Surtout, nous avons une autre lecture de la réalité, une lecture qui ne limite pas la valeur (que nous voulons mieux partagée) au seul fruit de l’exploitation commerciale d’un ouvrage. Car nous savons que ce qui fait la richesse d’une maison d’édition, ce n’est pas seulement l’addition de ses succès. C’est aussi son catalogue : catalogue de titres et catalogue de droits – tout cet ensemble très consistant des droits cédés dans les contrats d’édition signés avec les auteurs, des droits qui sont aujourd’hui très étendus et qui courent pour toute la durée de la propriété littéraire et artistique (70 ans après la mort de l’auteur).

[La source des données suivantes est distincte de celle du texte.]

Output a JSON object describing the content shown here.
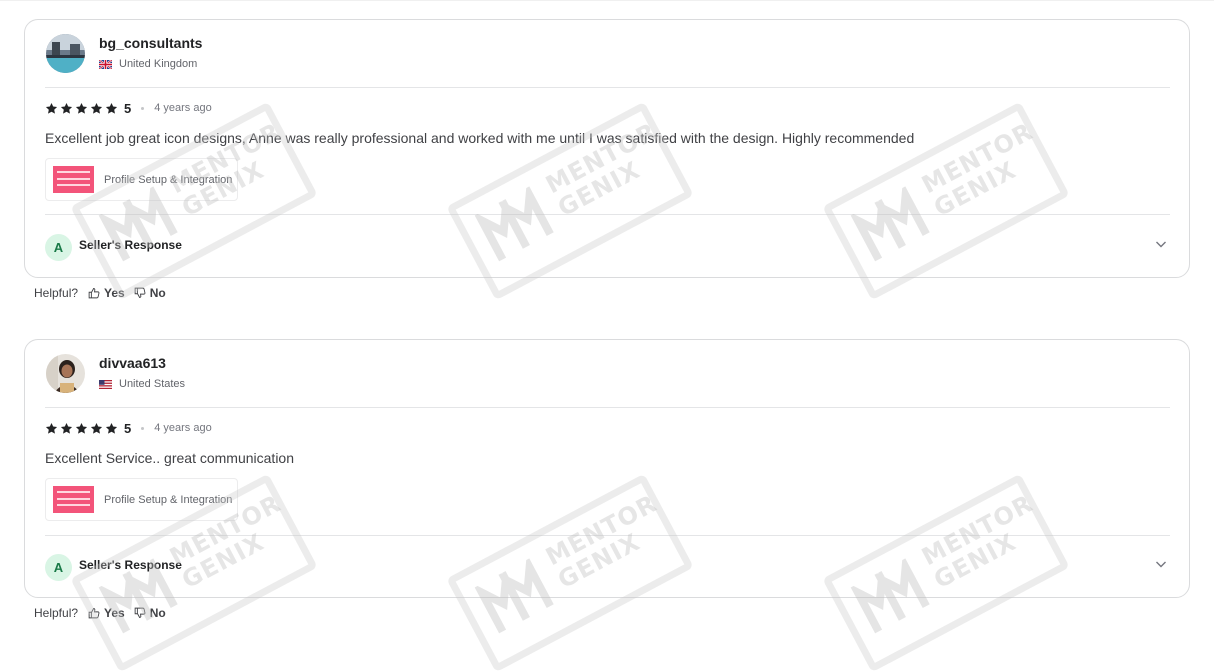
{
  "reviews": [
    {
      "username": "bg_consultants",
      "country": "United Kingdom",
      "rating": "5",
      "rating_value": 5,
      "time": "4 years ago",
      "text": "Excellent job great icon designs, Anne was really professional and worked with me until I was satisfied with the design. Highly recommended",
      "service": "Profile Setup & Integration",
      "response_initial": "A",
      "response_label": "Seller's Response"
    },
    {
      "username": "divvaa613",
      "country": "United States",
      "rating": "5",
      "rating_value": 5,
      "time": "4 years ago",
      "text": "Excellent Service.. great communication",
      "service": "Profile Setup & Integration",
      "response_initial": "A",
      "response_label": "Seller's Response"
    }
  ],
  "helpful": {
    "label": "Helpful?",
    "yes": "Yes",
    "no": "No"
  },
  "watermark": {
    "line1": "MENTOR",
    "line2": "GENIX"
  },
  "colors": {
    "star": "#222325",
    "response_badge_bg": "#d9f5e5",
    "response_badge_fg": "#1a7a48",
    "service_thumb": "#f3547a"
  }
}
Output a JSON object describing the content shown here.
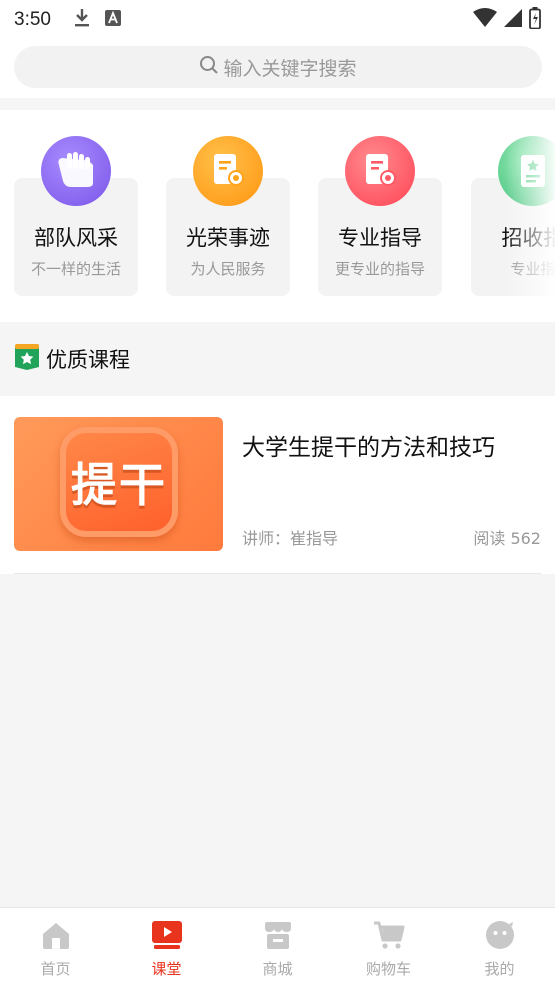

Nos propositions, qui méritaient d’être débattues parce que travaillées avec sérieux, persévérance et parce qu’elles sont portées par notre conviction qu’elles apporteront une solution à notre fragilité structurelle, se fondent sur cette idée qu’il est temps, qu’il est juste de prendre enfin en compte et de rémunérer tous les apports de l’auteur au contrat d’édition, tout le transfert de patrimoine qui s’opère à la signature du celui-ci. La valeur existe avant même qu’un ouvrage ne soit commercialisé : c’est la valeur des cessions (tous les droits patrimoniaux cédés) venant s’ajouter à celle de la création, protégée d’emblée par la législation sur le droit d’auteur.

Quand un éditeur professionnel publie, il ne s’en remet pas au seul hasard. Il le fait armé de son expertise, de son expérience, de son goût et de son intuition – bref de son métier. Il choisit en connaissance de cause. A travers la décision d’éditer et l’acte de faire signer un contrat d’édition, il reconnaît dans ce qu’un auteur lui propose la valeur d’une création, son potentiel commercial, son éventuel succès, son apport à l’enrichissement d’un catalogue. Quelles que soient les conditions qui ont présidé à la naissance d’une œuvre de l’esprit, qu’elle soit née à la seule initiative de l’auteur écrivant en solitaire un roman et cherchant ensuite à le faire publier, qu’elle soit conçue pour s’intégrer à une collection bien identifiée ou qu’elle réponde aux sollicitations d’un éditeur ou à des impératifs d’écriture (par exemple, un lexique réduit, adapté à un lectorat très jeune), cette œuvre de l’esprit a une valeur économique dès l’instant où elle déclenche un engagement contractuel.

 

En finir avec les cessions « tout gratis » et les cessions « Belle au bois dormant »

Puisque le SNE nous enferme dans un « modèle » qui lui convient et qu’il ne veut pas remettre en cause ; puisqu’il renvoie chaque auteur isolément au seul succès (ou insuccès) de ses ouvrages ; puisqu’il refuse d’aborder dans toute son ampleur la question du partage de la valeur, de toute la valeur, nous devons dans l’immédiat repenser nos revendications pour que nos rémunérations soient améliorées de façon conséquente et pérenne. Et cela, sans renoncer sur le fond et sur le long terme à nos deux propositions majeures sur le minimum garanti non amortissable et sur le taux minimal de rémunération – propositions dont la faisabilité méritait et mérite toujours d’être examinée.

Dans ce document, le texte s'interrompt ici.